My article, Beyond the Pro-Consumption Tax Consensus

Readers may recall that I posted this article here. I have since rewritten it to make it, I hope, a lot more accessible and reader-friendly, as well as to make some of the conclusions a bit crisper and more general.

The piece has now been accepted by the Stanford Law Review. Joe Bankman will be writing a brief reply, reflecting that my article is in part a critique or response to his article in Stanford (co-authored by David Weisbach), entitled "The Superiority of an Ideal Consumption Tax Over an Ideal Income Tax."

My personal feeling is that the Bankman-Weisbach article significantly advanced the legal tax policy literature and that mine does as well.

Another musical note

Raves keep appearing everywhere I turn for the new Arcade Fire album, which made both the NY Times Magazine and the front page of its Sunday Arts & Leisure section.

But I keep seeing the word "bombastic" here and there in references to the album, along with half-apologetic, half-aggressive comments that, well, if you're too set on irony and too unsympathetic to Springsteen-style sentiment-blasting it might not be for you.

I certainly don't think my own palette or palate is limited to irony, although it's a coloring or flavor that I like. The Wrens' Meadowlands, my favorite album of the last few years, certainly emphasizes feeling rather than irony. But I found the first Arcade Fire album simply too bombastic and a bit over-wrought; hence, I think I will sit this one out.

Tuesday, March 06, 2007

Smart Cat; or, The Mystery of the Mangled Meat

The other day, I came down to make breakfast and found 2 chewed-up pieces of steak lying on the ground. These were leftovers from my kids' dinner the night before, and I was quite sure I had left them in the garbage can with the lid closed, but life is busy and you just go on.

I also knew the most likely culprit - Shadow, aka the Big Fella (an honorific title; he's only 10 pounds). Normally the best-behaved of beasts, he is a bit gaga when it comes to cooked meats.
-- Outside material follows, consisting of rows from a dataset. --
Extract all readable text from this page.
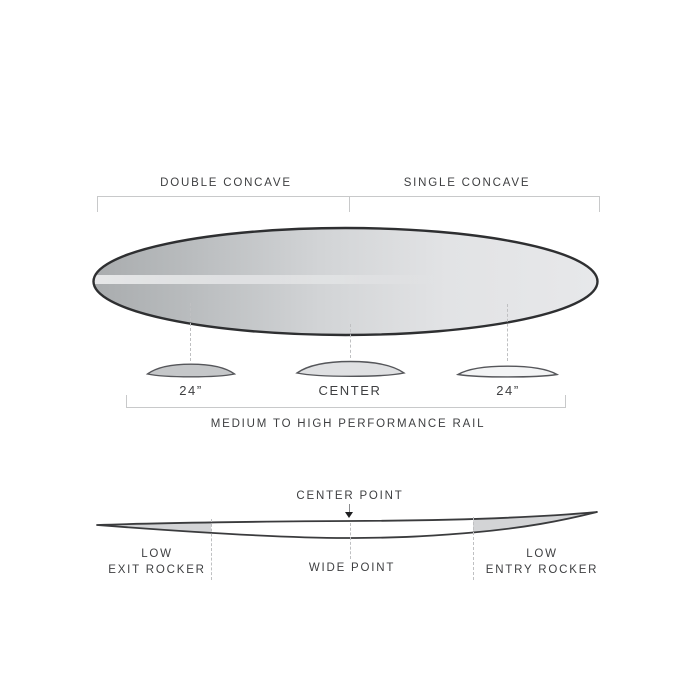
DOUBLE CONCAVE	SINGLE CONCAVE
24”	CENTER	24”
MEDIUM TO HIGH PERFORMANCE RAIL
CENTER POINT
LOW
EXIT ROCKER	WIDE POINT
LOW
ENTRY ROCKER
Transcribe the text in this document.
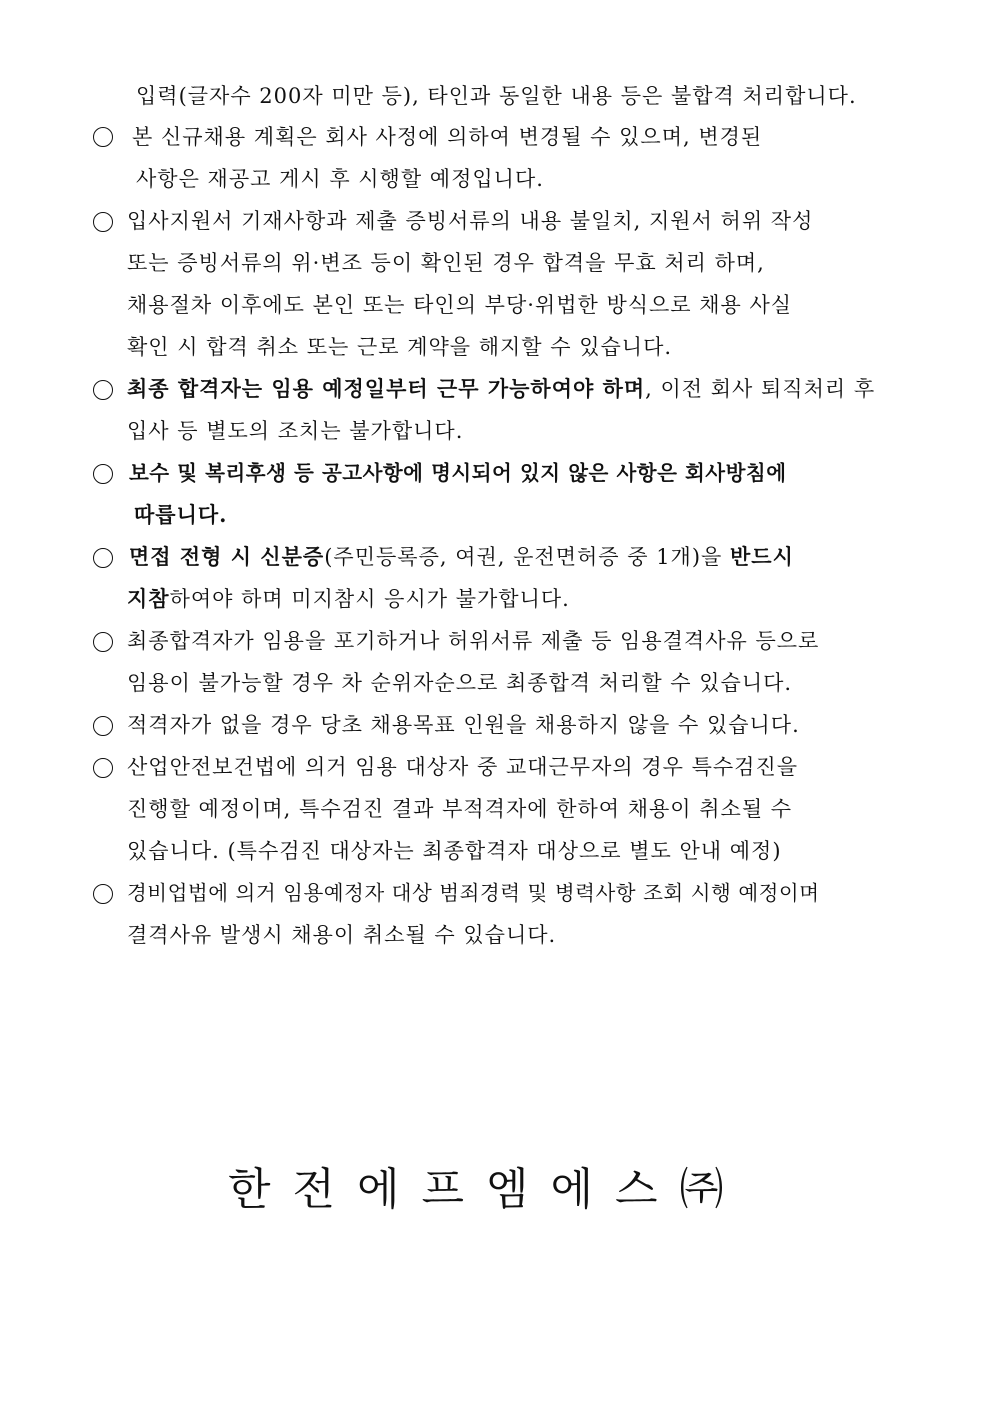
입력(글자수 200자 미만 등), 타인과 동일한 내용 등은 불합격 처리합니다.
본 신규채용 계획은 회사 사정에 의하여 변경될 수 있으며, 변경된
사항은 재공고 게시 후 시행할 예정입니다.
입사지원서 기재사항과 제출 증빙서류의 내용 불일치, 지원서 허위 작성
또는 증빙서류의 위·변조 등이 확인된 경우 합격을 무효 처리 하며,
채용절차 이후에도 본인 또는 타인의 부당·위법한 방식으로 채용 사실
확인 시 합격 취소 또는 근로 계약을 해지할 수 있습니다.
최종 합격자는 임용 예정일부터 근무 가능하여야 하며, 이전 회사 퇴직처리 후
입사 등 별도의 조치는 불가합니다.
보수 및 복리후생 등 공고사항에 명시되어 있지 않은 사항은 회사방침에
따릅니다.
면접 전형 시 신분증(주민등록증, 여권, 운전면허증 중 1개)을 반드시
지참하여야 하며 미지참시 응시가 불가합니다.
최종합격자가 임용을 포기하거나 허위서류 제출 등 임용결격사유 등으로
임용이 불가능할 경우 차 순위자순으로 최종합격 처리할 수 있습니다.
적격자가 없을 경우 당초 채용목표 인원을 채용하지 않을 수 있습니다.
산업안전보건법에 의거 임용 대상자 중 교대근무자의 경우 특수검진을
진행할 예정이며, 특수검진 결과 부적격자에 한하여 채용이 취소될 수
있습니다. (특수검진 대상자는 최종합격자 대상으로 별도 안내 예정)
경비업법에 의거 임용예정자 대상 범죄경력 및 병력사항 조회 시행 예정이며
결격사유 발생시 채용이 취소될 수 있습니다.
한전에프엠에스㈜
I figured that perhaps the lid of the garbage can hadn't been shut.

Tonight I was removing meat from its packaging, in the course of making something for dinner, and Shadow walked up to the garbage can, pushed the lid up, and shoved his head inside. Case closed, so far as the other night is concerned. Of course, before we laud his intellect too much for figuring out how to get into the trash, we should keep in mind that there was no meat in there yet, and that I was right next to him watching. So he can forget about future opportunities to extract meat from the garbage overnight.

Still, impressive in its own way.

Oh, yes. Shadow is toothless by this stage in his career (he is going on 16 years old). I'm not sure what good any of this did him anyway.

Saturday, March 03, 2007

More music appreciation

I've been greatly enjoying selected tracks from Andy Partridge's Fuzzy Warbles, volumes 7-8, available on ITunes so one can select judiciously. Partridge, the main figure in the apparently now-defunct XTC, has issued eight volumes of outtakes and home recordings (9 if you buy the entire package & get a bonus CD), many of which are either casual maunderings or demos of songs that sound better in the XTC released catalog. But if you use the 30-second sample feature on ITunes plus the customer reviews on ITunes and Amazon, you can figure out which ones are worth having.

One way of describing the good songs (and I gleaned 90-100 very good minutes out of the 8 Fuzzy Warbles volumes) is that it sounds like what Paul McCartney might have been doing over the last decade if he had kept his talent and not become so self-conscious and pompously silly.

Thursday, March 01, 2007

New article posted

I have posted another article on SSRN, entitled Why Worldwide Welfare as a Normative Standard in U.S. Tax Policy? I actually wrote this article last August, and it will be appearing soon in the Tax Law Review, but I didn't realize until a friend pointed this out the other day that I hadn't posted it.